FREQUENT trails on Radio 4 are reminding listeners to the Daily Service, the long-running weekday act of worship, that they will no longer be able to do so on Long Wave radio after the end of March, when the platform will close.

The BBC announced its decision in 2022, and confirmed it last May. The service will move to Radio 4 Extra via DAB radio, and continue to be available online and on BBC Sounds, along with the Shipping Forecast, the longer version of Yesterday in Parliament, and Test Match Special.

Sir John Reith agreed to the broadcast service’s inception in 1928 after a campaign by Kathleen Cordeaux for a daily “evensong of the air”. It has variously been studio-based and church-based, first in All Souls’, Langham Place, and later in Emmanuel Church, Didsbury, when the Religious Broadcasting department moved to Manchester in 1993.

It was confined to Long Wave in the 1990s, to enable Radio 4 FM to carry a 15-minute serial reading in the parallel slot. The programme celebrated its 80th anniversary in 2008, when a piece in the Church Times forecast: “It may yet make its centenary” (News, 4 January 2008).

Long Wave is owned and operated by a third party, Arqiva, and is described by the BBC as “coming to the end of its life as a technology”. Only a handful of platforms remain around the world: in Romania, Poland, Algeria, Morocco, and Mongolia.

Arqiva has described the technology as energy-intensive, and said that significant further investment would be required to continue it. Radio fans are reported to like the lack of high-fidelity, and many expats reportedly still use Long Wave signals to connect with home.

The BBC has long pointed to the increased popularity of digital listening over the past decade, and listeners’ growing familiarity with gaining access to content elsewhere on the BBC. The BBC did not provide listening figures, a spokesperson said on Tuesday, but described the number of people still choosing to listen on Long Wave as “incredibly small”.

It reiterated: “No programmes will be lost, and the BBC has been running a targeted information campaign to ensure listeners know how they can hear their favourite Radio 4 LW programmes elsewhere on the BBC.

“We always work closely with organisations that support vulnerable audiences around the time of any platform closure, ensuring that we migrate listeners to our other platforms in a timely and sensitive manner.”

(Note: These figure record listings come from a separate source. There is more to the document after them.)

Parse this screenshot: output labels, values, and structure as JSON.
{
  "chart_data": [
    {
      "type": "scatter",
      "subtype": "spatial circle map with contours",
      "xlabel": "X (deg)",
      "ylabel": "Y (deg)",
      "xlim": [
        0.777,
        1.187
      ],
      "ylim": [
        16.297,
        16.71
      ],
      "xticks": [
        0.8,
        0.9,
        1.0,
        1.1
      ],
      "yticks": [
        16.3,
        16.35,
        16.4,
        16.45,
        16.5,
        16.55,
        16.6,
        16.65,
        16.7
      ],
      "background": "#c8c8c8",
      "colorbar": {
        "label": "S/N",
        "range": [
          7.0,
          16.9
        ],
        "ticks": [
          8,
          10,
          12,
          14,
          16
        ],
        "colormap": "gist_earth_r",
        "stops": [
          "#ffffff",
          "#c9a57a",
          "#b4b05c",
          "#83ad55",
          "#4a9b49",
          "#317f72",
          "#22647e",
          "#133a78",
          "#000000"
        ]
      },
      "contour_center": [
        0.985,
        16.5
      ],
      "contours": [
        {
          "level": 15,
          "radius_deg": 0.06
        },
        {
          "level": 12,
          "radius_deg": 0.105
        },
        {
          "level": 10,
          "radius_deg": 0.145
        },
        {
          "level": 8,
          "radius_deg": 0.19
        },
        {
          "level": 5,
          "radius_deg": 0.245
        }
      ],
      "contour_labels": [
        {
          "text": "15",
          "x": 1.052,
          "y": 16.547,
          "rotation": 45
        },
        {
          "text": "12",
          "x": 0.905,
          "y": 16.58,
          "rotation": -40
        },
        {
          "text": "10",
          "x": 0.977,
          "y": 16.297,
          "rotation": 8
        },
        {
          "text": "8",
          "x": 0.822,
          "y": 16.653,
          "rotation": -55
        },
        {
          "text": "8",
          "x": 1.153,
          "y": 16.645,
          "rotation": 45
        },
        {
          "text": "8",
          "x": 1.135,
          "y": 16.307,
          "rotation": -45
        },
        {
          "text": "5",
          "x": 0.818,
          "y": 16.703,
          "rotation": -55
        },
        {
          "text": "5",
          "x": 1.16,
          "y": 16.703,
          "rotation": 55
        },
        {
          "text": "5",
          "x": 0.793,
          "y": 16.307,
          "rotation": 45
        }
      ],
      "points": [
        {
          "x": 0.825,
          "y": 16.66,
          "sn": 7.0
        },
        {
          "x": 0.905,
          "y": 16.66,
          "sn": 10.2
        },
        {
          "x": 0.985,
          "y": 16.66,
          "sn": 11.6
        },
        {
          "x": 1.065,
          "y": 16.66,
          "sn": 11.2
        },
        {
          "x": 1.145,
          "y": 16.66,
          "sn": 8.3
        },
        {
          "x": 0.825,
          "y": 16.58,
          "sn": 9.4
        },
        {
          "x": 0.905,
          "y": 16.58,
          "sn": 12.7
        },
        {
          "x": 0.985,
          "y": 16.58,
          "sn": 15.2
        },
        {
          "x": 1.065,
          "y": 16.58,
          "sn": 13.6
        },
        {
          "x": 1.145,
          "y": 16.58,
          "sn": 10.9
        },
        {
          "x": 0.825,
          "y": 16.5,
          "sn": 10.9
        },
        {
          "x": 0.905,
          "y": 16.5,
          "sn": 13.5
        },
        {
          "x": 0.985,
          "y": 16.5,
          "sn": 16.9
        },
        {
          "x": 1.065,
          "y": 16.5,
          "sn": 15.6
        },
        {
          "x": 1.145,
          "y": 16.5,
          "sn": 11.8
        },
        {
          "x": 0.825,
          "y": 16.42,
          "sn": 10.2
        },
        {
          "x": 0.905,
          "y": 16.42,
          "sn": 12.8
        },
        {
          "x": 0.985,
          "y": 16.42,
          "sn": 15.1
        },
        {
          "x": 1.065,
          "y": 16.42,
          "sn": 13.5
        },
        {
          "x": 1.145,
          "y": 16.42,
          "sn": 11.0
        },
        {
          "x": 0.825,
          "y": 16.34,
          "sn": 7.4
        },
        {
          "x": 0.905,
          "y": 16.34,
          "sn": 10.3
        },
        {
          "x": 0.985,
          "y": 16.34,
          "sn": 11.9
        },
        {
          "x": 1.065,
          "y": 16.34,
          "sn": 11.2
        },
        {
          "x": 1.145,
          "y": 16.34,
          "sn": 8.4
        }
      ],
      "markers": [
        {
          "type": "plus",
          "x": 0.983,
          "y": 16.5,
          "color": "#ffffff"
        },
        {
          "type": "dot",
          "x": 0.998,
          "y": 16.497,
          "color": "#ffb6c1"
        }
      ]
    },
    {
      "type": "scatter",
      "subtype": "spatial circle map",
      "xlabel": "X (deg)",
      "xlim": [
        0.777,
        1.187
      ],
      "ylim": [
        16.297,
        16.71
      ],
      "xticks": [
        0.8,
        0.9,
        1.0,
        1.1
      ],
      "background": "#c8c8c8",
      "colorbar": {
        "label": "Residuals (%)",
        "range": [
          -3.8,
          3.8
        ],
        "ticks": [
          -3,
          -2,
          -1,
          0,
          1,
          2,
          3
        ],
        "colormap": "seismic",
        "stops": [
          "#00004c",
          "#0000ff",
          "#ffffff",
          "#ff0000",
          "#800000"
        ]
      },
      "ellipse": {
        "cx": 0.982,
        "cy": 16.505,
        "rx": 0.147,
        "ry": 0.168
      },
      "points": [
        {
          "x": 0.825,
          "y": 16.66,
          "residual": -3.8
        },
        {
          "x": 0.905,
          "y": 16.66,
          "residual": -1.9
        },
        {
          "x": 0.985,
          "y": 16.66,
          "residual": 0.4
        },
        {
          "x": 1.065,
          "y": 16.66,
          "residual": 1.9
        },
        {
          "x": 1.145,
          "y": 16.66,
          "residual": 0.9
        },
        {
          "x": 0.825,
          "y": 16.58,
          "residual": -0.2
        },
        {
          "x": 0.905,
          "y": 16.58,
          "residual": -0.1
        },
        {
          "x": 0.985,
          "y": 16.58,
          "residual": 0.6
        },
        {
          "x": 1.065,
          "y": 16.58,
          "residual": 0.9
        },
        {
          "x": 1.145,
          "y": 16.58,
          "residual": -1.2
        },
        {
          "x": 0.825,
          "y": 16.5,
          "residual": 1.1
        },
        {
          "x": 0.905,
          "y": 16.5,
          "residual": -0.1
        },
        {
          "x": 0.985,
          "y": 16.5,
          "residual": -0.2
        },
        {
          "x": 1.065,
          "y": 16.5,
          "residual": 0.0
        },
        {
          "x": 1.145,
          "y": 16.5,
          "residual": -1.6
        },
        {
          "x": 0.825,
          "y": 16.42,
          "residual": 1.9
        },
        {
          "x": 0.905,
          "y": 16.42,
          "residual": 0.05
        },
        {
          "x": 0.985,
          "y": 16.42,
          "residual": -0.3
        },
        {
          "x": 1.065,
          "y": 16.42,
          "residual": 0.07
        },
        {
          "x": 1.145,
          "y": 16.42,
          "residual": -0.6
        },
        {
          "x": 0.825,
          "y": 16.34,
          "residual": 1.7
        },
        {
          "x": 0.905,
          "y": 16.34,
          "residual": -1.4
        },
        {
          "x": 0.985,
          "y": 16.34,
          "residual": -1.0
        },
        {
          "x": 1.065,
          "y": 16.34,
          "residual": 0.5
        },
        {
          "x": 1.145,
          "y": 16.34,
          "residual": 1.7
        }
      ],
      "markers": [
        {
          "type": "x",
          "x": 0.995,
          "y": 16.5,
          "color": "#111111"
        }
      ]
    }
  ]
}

But a longstanding listener to the Daily Service described the decision as “outrageous”. The Revd Angela Robinson, a retired teacher and Congregational minister, described the quality of the content as “still extraordinarily high”, and decried taking the programme off Long Wave.

“Those who want to hear it must now be capable of setting an alarm to remind them to switch over, which surely makes problems for many of all age groups, particularly those who cannot do this without assistance, like the sick and the frail elderly, for whom this is physically challenging,” she said.

Alternative ways of listening, on smartphones and laptops, might not be viable for many of these, especially those in care and “anxious not to make a fuss. Some churches have made a noble effort to take Christian worship into care homes, but what a tiny contribution that is, compared with getting a 15-minute act of worship back on to accessible radio for all.”